Figures were not available Monday as to how much mining companies paid as royalties to the government in 2007. But in 2006, mining companies contributed US$780 million to government coffers, with AngloGold Ashanti spending US$5 million more on the health sector, while Gold Fields spent US$3 million on a soccer team. Newmont and Golden Star are reportedly spending US$4 million and US$3.6 million, respectively, on social corporate investments.
Ghana is not isolated in pushing for increases in taxes paid by miners. Many African countries are currently saying they do not see the benefits from their huge resource base filtering down to the indigenous communities and are looking at how they can derive a greater proportion of income from their natural resources.
Only recently, on April 1, Zambia began enforcing a new tax code from which it expects to earn US$650 million in additional revenue this year. The new tax code lifts royalties on sales fivefold from 0.6% to 3% and increases corporate income tax to 30% from 25%.
The Zambian government has also introduced a 15% variable profit tax on taxable income above 8% and a minimum 25% windfall profit tax. It has raised the effective tax rate on miners to 47% from 31%.
Tanzania, in east Africa, has proposed new legislation that would see mining firms paying the existing corporate tax of 30% and a royalty of 3% for gold and 5% for diamonds much earlier - with times depending on the life of the mines. Under the old mining policy, companies could defer tax for up to 20 years.
The World Bank has also come out in support of African countries in their endeavours to benefit more from their natural resources, unveiling on Saturday the Extractive Industries Transparency Initiative Plus Plus (EITI++) initiative.
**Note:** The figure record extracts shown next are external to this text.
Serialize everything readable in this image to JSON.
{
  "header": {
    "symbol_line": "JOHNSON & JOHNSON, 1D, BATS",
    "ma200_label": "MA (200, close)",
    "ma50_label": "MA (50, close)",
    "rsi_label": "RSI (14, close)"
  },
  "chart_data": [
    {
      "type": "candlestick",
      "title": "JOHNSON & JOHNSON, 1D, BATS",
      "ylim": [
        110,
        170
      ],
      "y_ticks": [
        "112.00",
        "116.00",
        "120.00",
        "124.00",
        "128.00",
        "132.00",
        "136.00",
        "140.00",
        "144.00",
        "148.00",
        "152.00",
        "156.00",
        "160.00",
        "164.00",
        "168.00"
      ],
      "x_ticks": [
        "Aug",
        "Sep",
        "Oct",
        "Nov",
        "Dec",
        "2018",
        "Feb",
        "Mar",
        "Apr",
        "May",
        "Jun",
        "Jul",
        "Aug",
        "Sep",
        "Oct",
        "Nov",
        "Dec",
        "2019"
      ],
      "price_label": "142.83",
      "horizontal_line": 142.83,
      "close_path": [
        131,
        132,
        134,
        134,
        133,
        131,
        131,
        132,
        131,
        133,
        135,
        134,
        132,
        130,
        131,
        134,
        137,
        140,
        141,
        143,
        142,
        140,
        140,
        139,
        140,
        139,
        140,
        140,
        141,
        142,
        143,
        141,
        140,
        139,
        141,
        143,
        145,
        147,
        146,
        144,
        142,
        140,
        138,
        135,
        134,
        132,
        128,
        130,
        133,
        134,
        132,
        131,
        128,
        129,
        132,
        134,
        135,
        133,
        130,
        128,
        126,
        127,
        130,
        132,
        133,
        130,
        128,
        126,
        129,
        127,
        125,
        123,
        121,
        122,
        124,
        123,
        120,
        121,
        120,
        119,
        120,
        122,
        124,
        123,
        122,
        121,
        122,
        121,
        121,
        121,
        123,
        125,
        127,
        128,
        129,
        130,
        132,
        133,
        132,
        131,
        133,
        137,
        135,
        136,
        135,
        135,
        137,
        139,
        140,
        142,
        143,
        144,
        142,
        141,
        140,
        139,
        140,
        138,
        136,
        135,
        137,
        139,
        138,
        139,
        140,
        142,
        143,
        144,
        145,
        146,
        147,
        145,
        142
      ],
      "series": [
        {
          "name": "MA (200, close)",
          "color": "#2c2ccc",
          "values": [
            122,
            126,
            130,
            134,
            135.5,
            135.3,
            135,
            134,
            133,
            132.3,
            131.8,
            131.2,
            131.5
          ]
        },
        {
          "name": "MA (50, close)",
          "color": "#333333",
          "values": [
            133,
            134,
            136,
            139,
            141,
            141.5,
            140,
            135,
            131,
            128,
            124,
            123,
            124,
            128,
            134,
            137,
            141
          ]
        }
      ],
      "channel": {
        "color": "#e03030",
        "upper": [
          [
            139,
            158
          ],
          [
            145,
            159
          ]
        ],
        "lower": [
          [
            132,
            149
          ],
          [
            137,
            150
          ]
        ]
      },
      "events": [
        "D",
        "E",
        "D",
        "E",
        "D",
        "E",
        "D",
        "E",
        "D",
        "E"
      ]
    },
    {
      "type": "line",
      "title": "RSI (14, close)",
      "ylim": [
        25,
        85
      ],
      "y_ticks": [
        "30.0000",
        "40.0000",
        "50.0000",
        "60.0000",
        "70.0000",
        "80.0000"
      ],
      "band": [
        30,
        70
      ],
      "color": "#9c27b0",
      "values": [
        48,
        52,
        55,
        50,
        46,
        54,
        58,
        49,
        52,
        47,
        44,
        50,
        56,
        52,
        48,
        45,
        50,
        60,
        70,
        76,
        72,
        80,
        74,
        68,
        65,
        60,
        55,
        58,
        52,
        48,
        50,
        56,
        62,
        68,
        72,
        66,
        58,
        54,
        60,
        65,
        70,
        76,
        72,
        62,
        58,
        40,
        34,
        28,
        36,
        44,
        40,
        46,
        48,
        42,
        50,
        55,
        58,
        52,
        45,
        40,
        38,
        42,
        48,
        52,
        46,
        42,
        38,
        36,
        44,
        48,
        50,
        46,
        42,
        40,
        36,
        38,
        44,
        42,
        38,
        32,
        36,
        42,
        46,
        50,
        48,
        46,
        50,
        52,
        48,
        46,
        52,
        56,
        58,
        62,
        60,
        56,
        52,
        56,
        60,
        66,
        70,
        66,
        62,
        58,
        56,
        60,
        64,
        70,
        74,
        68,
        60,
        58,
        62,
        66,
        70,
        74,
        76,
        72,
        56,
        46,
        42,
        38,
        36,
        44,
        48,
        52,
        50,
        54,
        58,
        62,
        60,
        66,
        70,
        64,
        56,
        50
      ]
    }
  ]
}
Besides urging for full disclosure of company payments for the right to extract resources as well as government tax revenues from oil, gas, and mining operations, the EITI++ initiative will also provides technical assistance and capacity building for improving the management of resource-related revenue so that it benefits the poor.
World Bank President Robert Zoellick says global commodity prices have risen by 75% since 2000 and for commodity exporters, "revenue windfalls from high commodity prices must translate into tangible improvements in the lives of poor people living on the fringes of the global economy".